Driven by hunger, a fox tried to reach some grapes hanging high on the vine but was unable to, although he leaped with all his strength.
As he went away, the fox remarked, 'Oh, you aren't even ripe yet! I don't need any sour grapes.'
Thomas Jefferson High, aka TJ, is the #1 high school in the country. It also happened to be 20 minutes from my house. It was the dream school for a motivated Fairfax County kid, and most 8th graders’ parents pushed them to enter the application gauntlet.
I remember touring it and seeing the space club building a satellite, yes, a real satellite, which NASA had agreed to launch for them.
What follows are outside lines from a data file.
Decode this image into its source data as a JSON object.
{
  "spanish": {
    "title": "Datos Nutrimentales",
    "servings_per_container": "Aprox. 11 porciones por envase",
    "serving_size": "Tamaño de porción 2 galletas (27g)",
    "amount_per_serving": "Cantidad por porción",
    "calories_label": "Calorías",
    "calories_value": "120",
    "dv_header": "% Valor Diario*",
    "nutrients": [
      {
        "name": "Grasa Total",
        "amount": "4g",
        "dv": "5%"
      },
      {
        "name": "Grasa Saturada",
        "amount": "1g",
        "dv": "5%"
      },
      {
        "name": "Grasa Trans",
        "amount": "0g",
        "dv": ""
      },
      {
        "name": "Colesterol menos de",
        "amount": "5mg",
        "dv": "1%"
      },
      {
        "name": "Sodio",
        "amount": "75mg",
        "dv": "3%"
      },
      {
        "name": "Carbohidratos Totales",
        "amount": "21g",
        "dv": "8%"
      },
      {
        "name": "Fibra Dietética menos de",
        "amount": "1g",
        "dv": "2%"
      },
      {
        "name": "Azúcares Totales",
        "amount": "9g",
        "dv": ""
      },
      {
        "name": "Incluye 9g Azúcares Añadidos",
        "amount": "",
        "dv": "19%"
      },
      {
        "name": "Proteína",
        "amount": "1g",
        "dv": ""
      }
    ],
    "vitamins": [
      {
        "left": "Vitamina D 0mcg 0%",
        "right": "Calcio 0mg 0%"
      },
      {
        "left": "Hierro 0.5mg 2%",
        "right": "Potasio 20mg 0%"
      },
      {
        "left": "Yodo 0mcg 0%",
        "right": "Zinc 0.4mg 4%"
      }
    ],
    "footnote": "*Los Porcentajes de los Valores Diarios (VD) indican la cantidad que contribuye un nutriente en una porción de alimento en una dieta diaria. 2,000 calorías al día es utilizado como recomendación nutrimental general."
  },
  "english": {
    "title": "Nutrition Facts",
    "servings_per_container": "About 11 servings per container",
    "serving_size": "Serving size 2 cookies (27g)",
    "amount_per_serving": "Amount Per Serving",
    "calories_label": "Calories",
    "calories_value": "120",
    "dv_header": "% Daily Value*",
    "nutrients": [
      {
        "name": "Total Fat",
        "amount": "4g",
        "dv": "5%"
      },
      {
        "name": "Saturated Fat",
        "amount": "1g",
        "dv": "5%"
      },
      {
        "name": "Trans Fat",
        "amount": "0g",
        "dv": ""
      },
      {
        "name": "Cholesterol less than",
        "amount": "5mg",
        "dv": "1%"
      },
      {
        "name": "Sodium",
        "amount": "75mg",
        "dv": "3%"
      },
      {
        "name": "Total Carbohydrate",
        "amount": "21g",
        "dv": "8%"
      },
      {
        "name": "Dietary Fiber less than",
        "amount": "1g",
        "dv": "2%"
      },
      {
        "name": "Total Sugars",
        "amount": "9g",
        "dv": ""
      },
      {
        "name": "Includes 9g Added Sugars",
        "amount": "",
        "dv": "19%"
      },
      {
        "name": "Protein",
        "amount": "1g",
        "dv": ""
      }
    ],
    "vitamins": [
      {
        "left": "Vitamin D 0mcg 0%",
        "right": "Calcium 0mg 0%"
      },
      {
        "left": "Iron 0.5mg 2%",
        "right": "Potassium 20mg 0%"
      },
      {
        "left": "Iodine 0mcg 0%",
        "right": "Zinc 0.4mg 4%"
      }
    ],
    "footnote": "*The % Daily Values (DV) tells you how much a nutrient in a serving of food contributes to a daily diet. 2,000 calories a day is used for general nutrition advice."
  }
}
Simply attending nearly guaranteed you’d go to some kind of esteemed college. Certainly somewhere better than those *shudder* non-gifted kids.
Something strange happened when I applied, though. They must have mixed up my application with another Nat because they rejected me. But that’s fine. I didn’t really want to go anyway. It’s a school for nerds. Right?
I hadn’t thought much about TJ until the other day when I was listening to the Financial Samurai podcast. The host, Sam, shared a story about TJ administrators hiding National Merit awards from students because they didn’t want to make the other students who didn’t receive them feel bad. Supposedly this was done as part of TJ’s new goal of “equal outcomes for every student,” a hilarious strategy for a school whose whole shtick is only letting in the specialest of 13-year-olds.
Obviously, it’s unfair to the higher-achieving kids. We don’t need to argue that. But a less-discussed downside of treating Harrison Bergeron as a how-to manual is what it denies the losers. School is supposed to teach you that the mitochondria are the powerhouse of the cell, yes, but it’s also supposed to teach you essential life skills.
Essential life skills like coping.
School is a fertile swampland of mimetic contagion, a comparison war of all against all, and the more similar the students are, the direr the competition becomes. If you are among the worst-performing students in a school where grades are all that matters, you will feel awful. Having students with various strengths: academics, sports, music, rich parents, gives everyone some way to cope. You might not be the merit scholar, sure, but at least you can throw a football and get laid.
If a school instead tries to get everyone to the same outcome, you narrow the range of criteria students can judge themselves and each other on. If you think potentially feeling sad about not getting a merit award is bad, the alternative is worse. Conflict and comparison are our natural states, and deprived of larger forms of hierarchy, we will dial down to the most minuscule differences and use those to other our neighbors.
We used to only have our local network to compare ourselves to, but now the comparison game is global. Faced with the kinds of differences that may drive anything from feelings of sadness to outright violence, we can either:
Try to hide those differences.
Learn to cope with them.
TJ and its ilk seem to be taking the first approach. True equality is impossible without chopping kids’ limbs off, so they try to hide the inequalities instead. But as soon as the blinders come off, the safe space evaporates, and if those kids have never trained their coping muscles, their only recourse will be to start recording TikToks of their emotional meltdown.
In a world where you have instantaneous access to an infinite list of things other people are better than you at, including all the things you pride yourself on, the solution is not to try to escape that information but to practice coping with it. To train the ability to see it and go, “yeah, well, that’s fine. I have this other thing going for me.”1
The sour grapes fable is often used to show how we lie to ourselves about the things we want but can’t have. But the fox is also demonstrating a pearl of subtle wisdom.
He doesn’t sit under the grapes and cry.
He doesn’t hate himself for being a mediocre jumper.
He doesn’t write a thread about the evils of height privilege.
He tells himself a comforting lie and moves on with his life.
Go fox go.
Check out my friend Nick’s article for a hilarious example of this.
This was something that’s hit me at just the right time. Thanks for writing.
I wholeheartedly agree, learning coping strategies and resilience is very important for growing up to be happy and capable! But I don't think the way you've framed it here is all that healthy, and frankly I think it borders a little on toxic. Perhaps I misread you or its overly simplified and doesn't reflect your more full, nuanced view, but it comes across to me essentially as "Don't coddle people, you gotta toughen them up by letting people be a-holes to each other".
Certainly the merit awards should not be suppressed and all that. But the way to fix that is not the complete opposite, letting school be the battleground of comparison and othering, etc. that it often comes to. I would have really liked to see some more overt appeal to adding coping *skill* curriculum, mental health tools and services (not pathological but supportive), etc. The solution to over-correcting towards "safe space" is not "go back to how it was", it's a third way, a well-considered, measured, and evidence-based approach to raising better humans. We already know the way we've "always" done things is highly problematic.